We also don't have a lot of money. We are struggling so much financially and I have been eating one meal a day. I genuinely feel like I'm dying, my body is so weak and in so much pain. I've lost like 35lbs and it's only been a week. I have no postpartum pads, I've been folding newborn diapers and putting them in my underwear. I'm just so uncomfortable and my emotions are shot.

I feel like I'm losing my mind to be honest. I'm bipolar, but I've never felt a depression like this. It feels like depression on steroids. I'm on the verge of tears all the time and I'm just trying so hard to keep it all together.

Then this morning I just was so out of it, and I couldn't properly care for the baby. My husband was getting ready for work, and I was crying and just not having a good time, so he snapped at me and said "then why'd you even have the kid".

I don't know that comment really stuck with me.

I feel like deep down he doesn't want this baby or even what we have. I've felt like he misses the family he dreamt of with his ex, but I pushed that feeling aside until now.

After birth he compared our baby to his other son and it just reinforced that feeling. He also compared my labor to hers. I feel like he's just bringing her up every chance he gets.
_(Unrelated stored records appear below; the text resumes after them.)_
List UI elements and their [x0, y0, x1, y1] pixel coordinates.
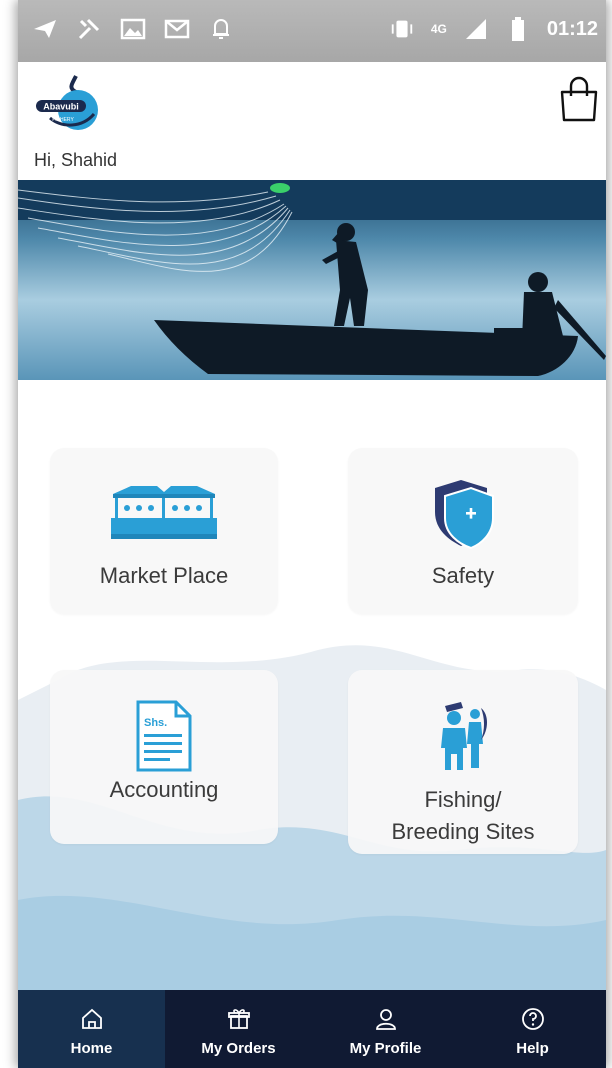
nav-my-profile[interactable]: My Profile [312, 990, 459, 1068]
nav-my-orders-label: My Orders [201, 1040, 276, 1057]
app-header: Abavubi FISHERY [18, 62, 606, 146]
nav-help-label: Help [516, 1040, 549, 1057]
mail-icon [164, 16, 190, 42]
fishing-sites-label-line1: Fishing/ [424, 787, 502, 812]
app-logo[interactable]: Abavubi FISHERY [32, 70, 98, 136]
greeting-text: Hi, Shahid [34, 150, 118, 170]
profile-icon [373, 1006, 399, 1032]
home-content: Market Place Safety Shs. Accounting Fish… [18, 380, 606, 990]
battery-icon [505, 16, 531, 42]
market-stall-icon [109, 484, 219, 547]
orders-box-icon [226, 1006, 252, 1032]
shield-plus-icon [431, 478, 495, 555]
fishermen-icon [435, 700, 491, 777]
nav-my-profile-label: My Profile [349, 1040, 422, 1057]
logo-text: Abavubi [43, 102, 79, 112]
status-bar-left [32, 16, 234, 42]
vibrate-icon [389, 16, 415, 42]
phone-screen: 4G 01:12 Abavubi FISHERY Hi, Shahid Mark… [18, 0, 606, 1068]
fishing-sites-label-line2: Breeding Sites [391, 819, 535, 844]
help-icon [520, 1006, 546, 1032]
network-type: 4G [430, 22, 447, 36]
signal-icon [463, 16, 489, 42]
send-icon [32, 16, 58, 42]
status-bar-right: 4G 01:12 [389, 16, 598, 42]
nav-my-orders[interactable]: My Orders [165, 990, 312, 1068]
shopping-bag-icon[interactable] [556, 74, 602, 124]
document-shs-icon: Shs. [134, 700, 194, 777]
nav-help[interactable]: Help [459, 990, 606, 1068]
status-bar: 4G 01:12 [18, 0, 606, 62]
safety-card[interactable]: Safety [348, 448, 578, 614]
safety-label: Safety [431, 563, 495, 588]
gallery-icon [120, 16, 146, 42]
tools-icon [76, 16, 102, 42]
nav-home-label: Home [70, 1040, 113, 1057]
fishing-sites-card[interactable]: Fishing/ Breeding Sites [348, 670, 578, 854]
bell-icon [208, 16, 234, 42]
hero-banner [18, 180, 606, 380]
logo-subtext: FISHERY [52, 117, 74, 123]
accounting-card[interactable]: Shs. Accounting [50, 670, 278, 844]
bottom-navigation: Home My Orders My Profile Help [18, 990, 606, 1068]
market-place-label: Market Place [99, 563, 229, 588]
market-place-card[interactable]: Market Place [50, 448, 278, 614]
nav-home[interactable]: Home [18, 990, 165, 1068]
home-icon [79, 1006, 105, 1032]
accounting-label: Accounting [109, 777, 219, 802]
shs-text: Shs. [144, 717, 167, 729]
clock: 01:12 [546, 17, 598, 40]
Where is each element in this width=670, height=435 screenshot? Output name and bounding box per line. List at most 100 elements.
The way he won't even hold or interact with our baby, and that comment this morning, makes me feel like he doesn't want this anymore.

I love my husband and my baby so much. I don't want to lose my husband. I feel like he's pulling away and I just can't deal with that right now. I don't have the energy to focus on multiple things, so I need to direct the little energy I have to focus on our baby.

I'm sorry if this post is all over the place. I just need to get this all of my chest. I feel like I'm failing as a wife and mother.